The wagering statutes here apply to all engaged in receiving wagers, whether such activity is forbidden by state or local law or not. Only wagering pools conducted by pari-mutuel enterprises licensed under state law and coin-operated devices subject to occupational taxes otherwise imposed, are exempt. 26 U.S.C. § 3285(e).

In my opinion, the Congress had the power to enact these statutes. That is the limit of the judicial inquiry.

Motion to dismiss denied.

NOTES

[1] "The powers not delegated to the United States by the Constitution, nor prohibited by it to the States, are reserved to the States respectively, or to the people." Const.Amend. X.

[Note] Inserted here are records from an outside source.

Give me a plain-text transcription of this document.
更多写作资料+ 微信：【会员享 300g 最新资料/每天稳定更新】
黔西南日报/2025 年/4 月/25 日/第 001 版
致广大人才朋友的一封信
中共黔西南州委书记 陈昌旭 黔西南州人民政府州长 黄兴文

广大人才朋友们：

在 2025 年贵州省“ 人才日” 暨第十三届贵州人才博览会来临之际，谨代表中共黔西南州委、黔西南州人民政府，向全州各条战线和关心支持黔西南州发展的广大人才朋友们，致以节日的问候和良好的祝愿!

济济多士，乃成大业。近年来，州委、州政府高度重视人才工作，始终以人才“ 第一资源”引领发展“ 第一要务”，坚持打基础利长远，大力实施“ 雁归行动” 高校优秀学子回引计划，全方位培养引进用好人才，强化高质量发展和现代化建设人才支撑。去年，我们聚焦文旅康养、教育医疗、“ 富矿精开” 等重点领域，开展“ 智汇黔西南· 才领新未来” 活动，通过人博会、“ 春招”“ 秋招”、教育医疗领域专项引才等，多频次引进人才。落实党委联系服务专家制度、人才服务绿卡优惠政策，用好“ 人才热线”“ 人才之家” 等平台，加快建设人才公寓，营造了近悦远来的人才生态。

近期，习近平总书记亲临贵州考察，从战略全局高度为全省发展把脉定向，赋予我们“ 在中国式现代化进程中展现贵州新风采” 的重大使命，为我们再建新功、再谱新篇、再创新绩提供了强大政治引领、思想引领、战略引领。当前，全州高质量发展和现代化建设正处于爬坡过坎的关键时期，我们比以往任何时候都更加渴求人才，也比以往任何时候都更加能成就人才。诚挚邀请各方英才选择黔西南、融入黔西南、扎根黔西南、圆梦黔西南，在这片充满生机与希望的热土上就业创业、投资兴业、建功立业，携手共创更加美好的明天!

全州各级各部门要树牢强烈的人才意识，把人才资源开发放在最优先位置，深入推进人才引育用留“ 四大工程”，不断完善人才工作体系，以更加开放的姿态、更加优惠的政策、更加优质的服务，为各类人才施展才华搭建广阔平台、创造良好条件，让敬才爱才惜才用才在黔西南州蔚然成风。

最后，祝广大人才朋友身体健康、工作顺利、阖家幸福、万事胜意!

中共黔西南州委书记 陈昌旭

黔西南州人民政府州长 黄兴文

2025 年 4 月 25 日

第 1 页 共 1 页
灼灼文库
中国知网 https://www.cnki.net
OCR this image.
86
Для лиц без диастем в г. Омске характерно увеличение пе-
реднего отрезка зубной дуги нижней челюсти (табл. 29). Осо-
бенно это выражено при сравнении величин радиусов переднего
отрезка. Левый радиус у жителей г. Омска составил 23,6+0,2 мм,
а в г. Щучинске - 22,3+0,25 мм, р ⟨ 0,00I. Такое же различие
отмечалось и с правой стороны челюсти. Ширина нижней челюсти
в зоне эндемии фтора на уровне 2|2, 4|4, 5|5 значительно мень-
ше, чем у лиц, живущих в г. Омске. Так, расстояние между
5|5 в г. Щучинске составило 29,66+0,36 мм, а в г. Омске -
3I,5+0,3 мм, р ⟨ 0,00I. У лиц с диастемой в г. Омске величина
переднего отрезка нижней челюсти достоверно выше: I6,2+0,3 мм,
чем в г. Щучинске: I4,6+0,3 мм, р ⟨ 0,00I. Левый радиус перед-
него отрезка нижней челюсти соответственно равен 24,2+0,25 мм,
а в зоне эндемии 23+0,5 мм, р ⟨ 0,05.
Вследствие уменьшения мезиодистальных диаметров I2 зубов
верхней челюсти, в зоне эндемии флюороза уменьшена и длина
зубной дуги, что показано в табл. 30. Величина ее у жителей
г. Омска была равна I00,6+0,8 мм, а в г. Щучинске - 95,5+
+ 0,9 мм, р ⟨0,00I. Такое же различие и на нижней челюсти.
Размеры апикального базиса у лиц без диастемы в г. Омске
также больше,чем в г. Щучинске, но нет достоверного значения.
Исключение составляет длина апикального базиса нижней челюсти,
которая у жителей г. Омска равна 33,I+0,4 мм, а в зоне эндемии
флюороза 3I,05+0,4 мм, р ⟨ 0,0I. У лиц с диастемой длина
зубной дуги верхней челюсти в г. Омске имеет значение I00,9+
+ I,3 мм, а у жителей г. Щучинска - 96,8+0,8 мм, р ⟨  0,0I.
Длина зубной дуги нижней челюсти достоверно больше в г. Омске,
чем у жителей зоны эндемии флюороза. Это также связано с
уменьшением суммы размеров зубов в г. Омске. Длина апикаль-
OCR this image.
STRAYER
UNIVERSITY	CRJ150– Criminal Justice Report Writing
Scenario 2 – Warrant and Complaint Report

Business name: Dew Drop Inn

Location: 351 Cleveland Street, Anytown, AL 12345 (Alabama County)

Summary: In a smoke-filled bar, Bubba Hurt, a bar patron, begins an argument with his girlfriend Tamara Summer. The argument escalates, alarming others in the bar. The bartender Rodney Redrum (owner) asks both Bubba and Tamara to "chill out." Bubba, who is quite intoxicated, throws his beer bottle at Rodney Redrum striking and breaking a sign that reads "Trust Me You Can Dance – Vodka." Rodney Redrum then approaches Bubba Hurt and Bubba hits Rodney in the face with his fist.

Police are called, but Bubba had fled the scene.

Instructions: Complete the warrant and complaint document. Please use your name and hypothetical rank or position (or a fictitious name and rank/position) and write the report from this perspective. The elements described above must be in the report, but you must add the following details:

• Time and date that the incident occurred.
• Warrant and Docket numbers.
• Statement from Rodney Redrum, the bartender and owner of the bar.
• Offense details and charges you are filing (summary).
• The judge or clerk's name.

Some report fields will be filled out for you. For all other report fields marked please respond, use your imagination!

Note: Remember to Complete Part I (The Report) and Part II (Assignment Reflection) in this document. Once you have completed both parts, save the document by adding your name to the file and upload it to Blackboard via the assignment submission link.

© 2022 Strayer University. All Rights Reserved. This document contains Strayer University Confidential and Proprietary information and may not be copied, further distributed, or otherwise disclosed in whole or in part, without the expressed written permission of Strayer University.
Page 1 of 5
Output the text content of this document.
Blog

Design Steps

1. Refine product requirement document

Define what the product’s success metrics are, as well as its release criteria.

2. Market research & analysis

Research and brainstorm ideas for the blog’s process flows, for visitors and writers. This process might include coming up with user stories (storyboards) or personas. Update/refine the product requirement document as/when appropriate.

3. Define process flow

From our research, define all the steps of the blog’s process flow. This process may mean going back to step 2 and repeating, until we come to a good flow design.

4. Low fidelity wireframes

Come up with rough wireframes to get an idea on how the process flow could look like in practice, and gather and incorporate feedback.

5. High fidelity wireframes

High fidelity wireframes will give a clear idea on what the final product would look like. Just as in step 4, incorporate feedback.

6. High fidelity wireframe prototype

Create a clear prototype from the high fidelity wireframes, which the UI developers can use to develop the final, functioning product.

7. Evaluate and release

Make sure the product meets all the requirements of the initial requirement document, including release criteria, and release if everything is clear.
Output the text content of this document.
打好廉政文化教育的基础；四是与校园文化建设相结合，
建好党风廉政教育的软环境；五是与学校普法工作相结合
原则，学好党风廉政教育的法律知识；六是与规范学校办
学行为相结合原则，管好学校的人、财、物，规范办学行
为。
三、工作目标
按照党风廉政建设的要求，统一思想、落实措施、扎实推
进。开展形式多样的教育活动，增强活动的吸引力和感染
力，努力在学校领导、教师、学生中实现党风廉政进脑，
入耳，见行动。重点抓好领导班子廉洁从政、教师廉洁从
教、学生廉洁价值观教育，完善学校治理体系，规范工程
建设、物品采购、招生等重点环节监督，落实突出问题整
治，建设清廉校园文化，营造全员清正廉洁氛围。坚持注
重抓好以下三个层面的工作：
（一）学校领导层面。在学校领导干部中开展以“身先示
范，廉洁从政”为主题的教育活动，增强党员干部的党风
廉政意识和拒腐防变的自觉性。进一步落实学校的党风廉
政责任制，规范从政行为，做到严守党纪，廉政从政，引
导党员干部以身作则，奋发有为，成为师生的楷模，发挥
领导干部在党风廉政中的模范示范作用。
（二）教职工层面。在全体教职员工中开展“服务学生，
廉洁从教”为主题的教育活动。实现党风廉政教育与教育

[2] (1) The Harrison Narcotic Act of 1914, 38 Stat. 785, was attacked upon this ground, but its constitutionality is no longer in question. U. S. v. Doremus, 249 U.S. 86, 39 S. Ct. 214, 63 L. Ed. 493; see many cases cited under Notes of Decision, 26 U.S.C.A. § 3220.

(2) The Oleomargarine Tax 24 Stat. 209. See Decisions cited under Notes of Decision, 26 U.S.C.A. § 3200.

(3) The Firearms Tax 48 Stat. 1236. Sonzinsky v. U. S., 300 U.S. 506, 57 S. Ct. 554, 81 L. Ed. 772, and cases cited under Notes of Decision, 26 U.S.C.A. § 3260.

[3] The investigations of the Senate Special Committee to Investigate Organized Crime in Interstate Commerce (so-called Kefauver Committee) were too vividly reported via radio and television to be soon forgotten. Congress adopted the wagering statutes Oct. 20, 1951.

[4] U. S. v. Doremus, supra; McCray v. U. S., 195 U.S. 27, 24 S. Ct. 769, 49 L. Ed. 78; Nigro v. U. S., 276 U.S. 332, 48 S. Ct. 388, 72 L. Ed. 600; Hampton & Co. v. U. S., 276 U.S. 394, 48 S. Ct. 348, 72 L. Ed. 624; Veazie Bank v. Fenno, 8 Wall. 533, 19 L. Ed. 482; Alston v. U. S., 274 U.S. 289, 47 S. Ct. 634, 71 L. Ed. 1052; Sonzinsky v. U. S., supra.

[5] See note 2.

[6] See note 2.

[7] U. S. v. Kahriger, D.C., 105 F. Supp. 322.